Optimal Deep Learning Driven Smart Sugarcane Crop Monitoring on Remote Sensing Images

Crop monitoring is a process that involves regular field visits that seem to be difficult since it needs a huge amount of time and manpower. Thus, in modern agriculture, with an extensive range of satellite data such as Landsat, Sentinel-2, Modis, and Palsar, data are readily available. Sugarcane is a tall perennial grass belonging to the genus Saccharum, utilized for producing sugar. These plants were generally 2–6 m tall with fibrous, stout, jointed stalks, rich in sucrose, that will be accumulated in the stalk internodes.
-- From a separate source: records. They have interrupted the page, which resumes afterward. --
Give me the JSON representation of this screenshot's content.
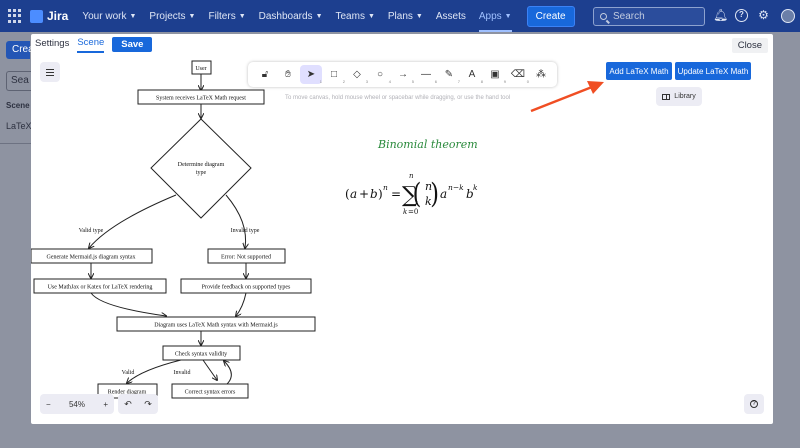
{
  "topbar": {
    "app_name": "Jira",
    "nav": [
      {
        "label": "Your work",
        "caret": true
      },
      {
        "label": "Projects",
        "caret": true
      },
      {
        "label": "Filters",
        "caret": true
      },
      {
        "label": "Dashboards",
        "caret": true
      },
      {
        "label": "Teams",
        "caret": true
      },
      {
        "label": "Plans",
        "caret": true
      },
      {
        "label": "Assets",
        "caret": false
      },
      {
        "label": "Apps",
        "caret": true,
        "active": true
      }
    ],
    "create_label": "Create",
    "search_placeholder": "Search"
  },
  "background_page": {
    "create_partial": "Crea",
    "search_partial": "Sea",
    "scene_partial": "Scene N",
    "latex_partial": "LaTeX"
  },
  "modal": {
    "tab_settings": "Settings",
    "tab_scene": "Scene",
    "save_label": "Save",
    "close_label": "Close",
    "add_latex_label": "Add LaTeX Math",
    "update_latex_label": "Update LaTeX Math",
    "library_label": "Library",
    "hint": "To move canvas, hold mouse wheel or spacebar while dragging, or use the hand tool",
    "zoom": "54%",
    "binomial_title": "Binomial theorem",
    "tools": [
      {
        "icon": "lock-icon",
        "glyph": "🔓︎",
        "num": ""
      },
      {
        "icon": "hand-icon",
        "glyph": "✋︎",
        "num": ""
      },
      {
        "icon": "selection-icon",
        "glyph": "➤",
        "num": "1",
        "active": true
      },
      {
        "icon": "rectangle-icon",
        "glyph": "□",
        "num": "2"
      },
      {
        "icon": "diamond-icon",
        "glyph": "◇",
        "num": "3"
      },
      {
        "icon": "ellipse-icon",
        "glyph": "○",
        "num": "4"
      },
      {
        "icon": "arrow-icon",
        "glyph": "→",
        "num": "5"
      },
      {
        "icon": "line-icon",
        "glyph": "—",
        "num": "6"
      },
      {
        "icon": "draw-icon",
        "glyph": "✎",
        "num": "7"
      },
      {
        "icon": "text-icon",
        "glyph": "A",
        "num": "8"
      },
      {
        "icon": "image-icon",
        "glyph": "▣",
        "num": "9"
      },
      {
        "icon": "eraser-icon",
        "glyph": "⌫",
        "num": "0"
      },
      {
        "icon": "shapes-icon",
        "glyph": "⁂",
        "num": ""
      }
    ]
  },
  "diagram": {
    "user": "User",
    "request": "System receives LaTeX Math request",
    "determine_line1": "Determine diagram",
    "determine_line2": "type",
    "valid_type": "Valid type",
    "invalid_type": "Invalid type",
    "generate": "Generate Mermaid.js diagram syntax",
    "error": "Error: Not supported",
    "use_mathjax": "Use MathJax or Katex for LaTeX rendering",
    "feedback": "Provide feedback on supported types",
    "uses_latex": "Diagram uses LaTeX Math syntax with Mermaid.js",
    "check": "Check syntax validity",
    "valid": "Valid",
    "invalid": "Invalid",
    "render": "Render diagram",
    "correct": "Correct syntax errors"
  },
  "colors": {
    "topbar": "#1d3f8f",
    "accent": "#1868db",
    "annotation_arrow": "#f04e23",
    "binomial_green": "#2a8a3c"
  }
}
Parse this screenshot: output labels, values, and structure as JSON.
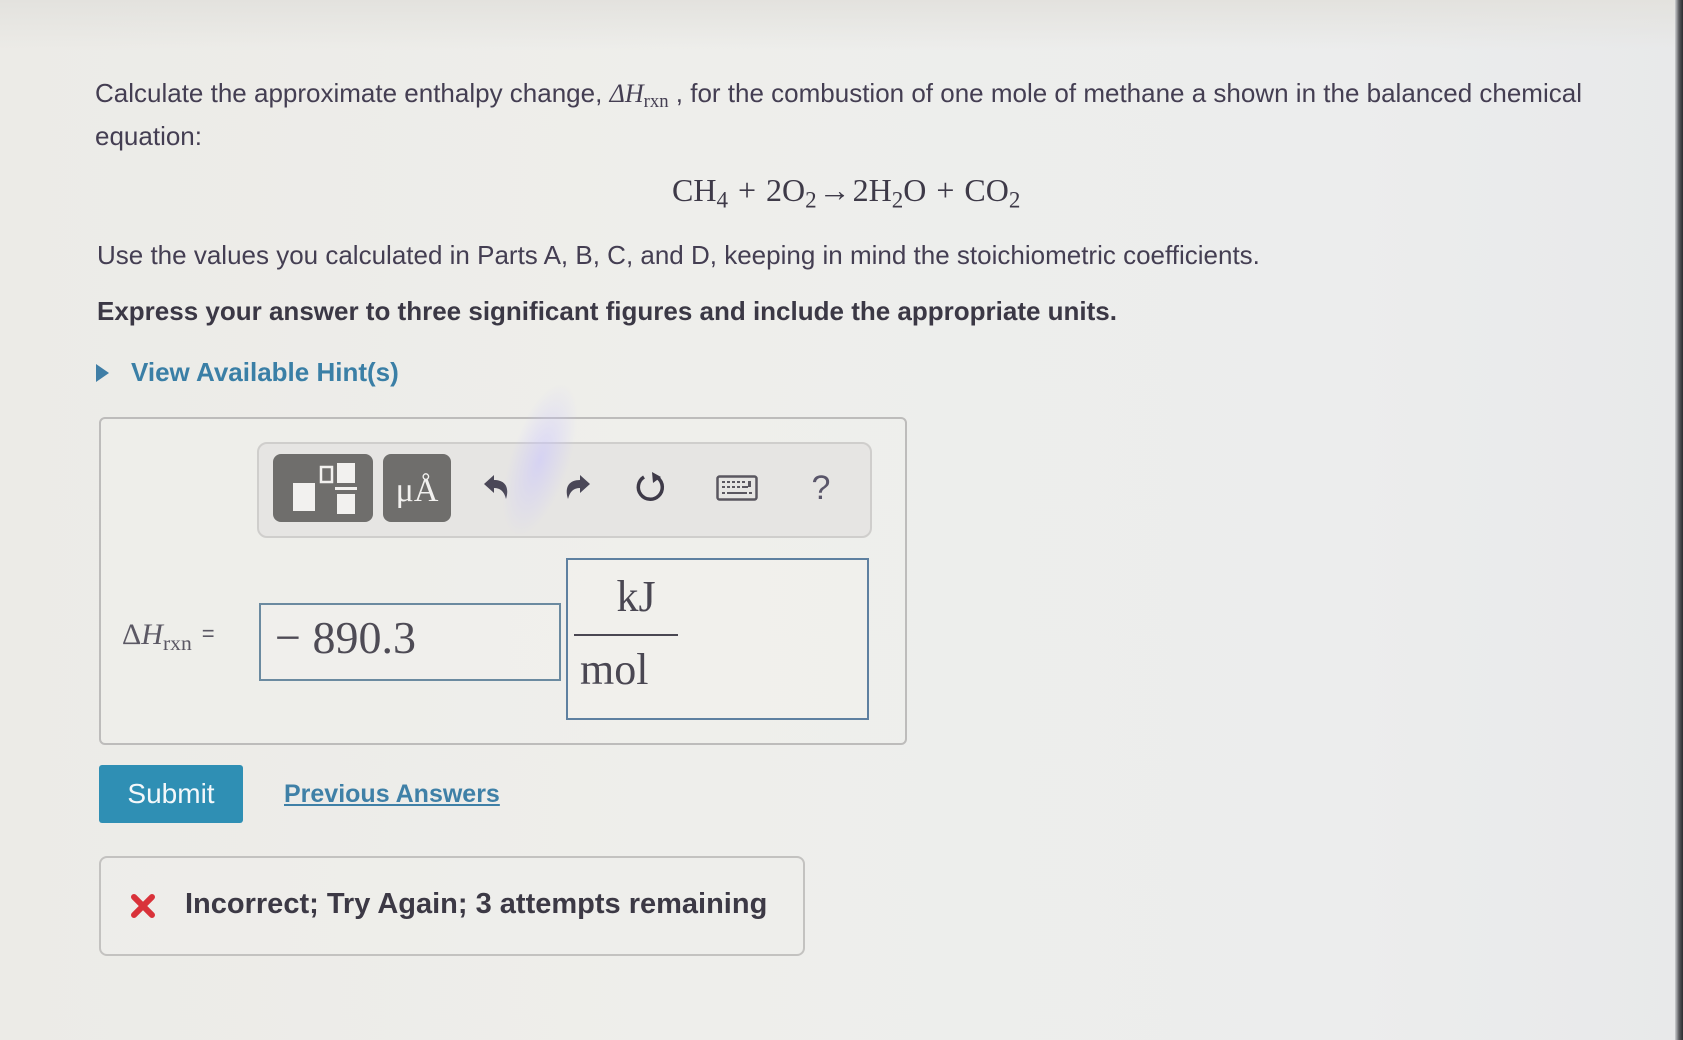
{
  "question": {
    "prompt_before": "Calculate the approximate enthalpy change, ",
    "prompt_symbol": "ΔH",
    "prompt_symbol_sub": "rxn",
    "prompt_after": " , for the combustion of one mole of methane a shown in the balanced chemical equation:",
    "equation": {
      "reactant1": "CH",
      "reactant1_sub": "4",
      "plus1": "+",
      "reactant2": "2O",
      "reactant2_sub": "2",
      "arrow": "→",
      "product1": "2H",
      "product1_sub": "2",
      "product1_tail": "O",
      "plus2": "+",
      "product2": "CO",
      "product2_sub": "2"
    },
    "instruction": "Use the values you calculated in Parts A, B, C, and D, keeping in mind the stoichiometric coefficients.",
    "format_instruction": "Express your answer to three significant figures and include the appropriate units."
  },
  "hints": {
    "label": "View Available Hint(s)",
    "icon": "triangle-right-icon"
  },
  "toolbar": {
    "buttons": [
      {
        "name": "templates",
        "icon": "templates-icon"
      },
      {
        "name": "units",
        "label": "μÅ",
        "icon": "units-icon"
      },
      {
        "name": "undo",
        "icon": "undo-icon"
      },
      {
        "name": "redo",
        "icon": "redo-icon"
      },
      {
        "name": "reset",
        "icon": "reset-icon"
      },
      {
        "name": "keyboard",
        "icon": "keyboard-icon"
      },
      {
        "name": "help",
        "label": "?",
        "icon": "help-icon"
      }
    ]
  },
  "answer": {
    "label_symbol": "ΔH",
    "label_sub": "rxn",
    "label_equals": "=",
    "value": "− 890.3",
    "unit_numerator": "kJ",
    "unit_denominator": "mol"
  },
  "actions": {
    "submit_label": "Submit",
    "previous_answers_label": "Previous Answers"
  },
  "feedback": {
    "status": "incorrect",
    "icon": "x-icon",
    "message": "Incorrect; Try Again; 3 attempts remaining",
    "color": "#d9323a"
  },
  "colors": {
    "accent": "#2f8fb4",
    "link": "#3f80a7",
    "toolbar_button": "#6f6e6c",
    "error": "#d9323a"
  }
}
Sugarcanes have a different growth pattern and phenology than many other crops; thus, the spectral and temporal features of satellite data are examined by utilizing statistical and machine learning (ML) techniques for optimal discrimination of sugarcane fields with other crops. In this study, we propose an Optimal Deep Learning Driven Smart Sugarcane Crop Monitoring (ODLD-SSCM) model on Remote Sensing Images. The presented ODLD-SSCM model mainly intends to estimate the crop yield of sugarcanes using RSIs. In the presented ODLD-SSCM technique, the sugarcane yield mapping can be derived by the use of the self-attentive deep learning (SADL) model. Besides, an oppositional spider colony optimization (OSCO) algorithm is used for the hyperparameter tuning of the ODLD-SSCM model. A detailed set of experimentations were performed to demonstrate the enhanced outcomes of the ODLDSSCM model. A comprehensive comparison study pointed out the enhancements of the ODLD-SSCM model over other recent approaches.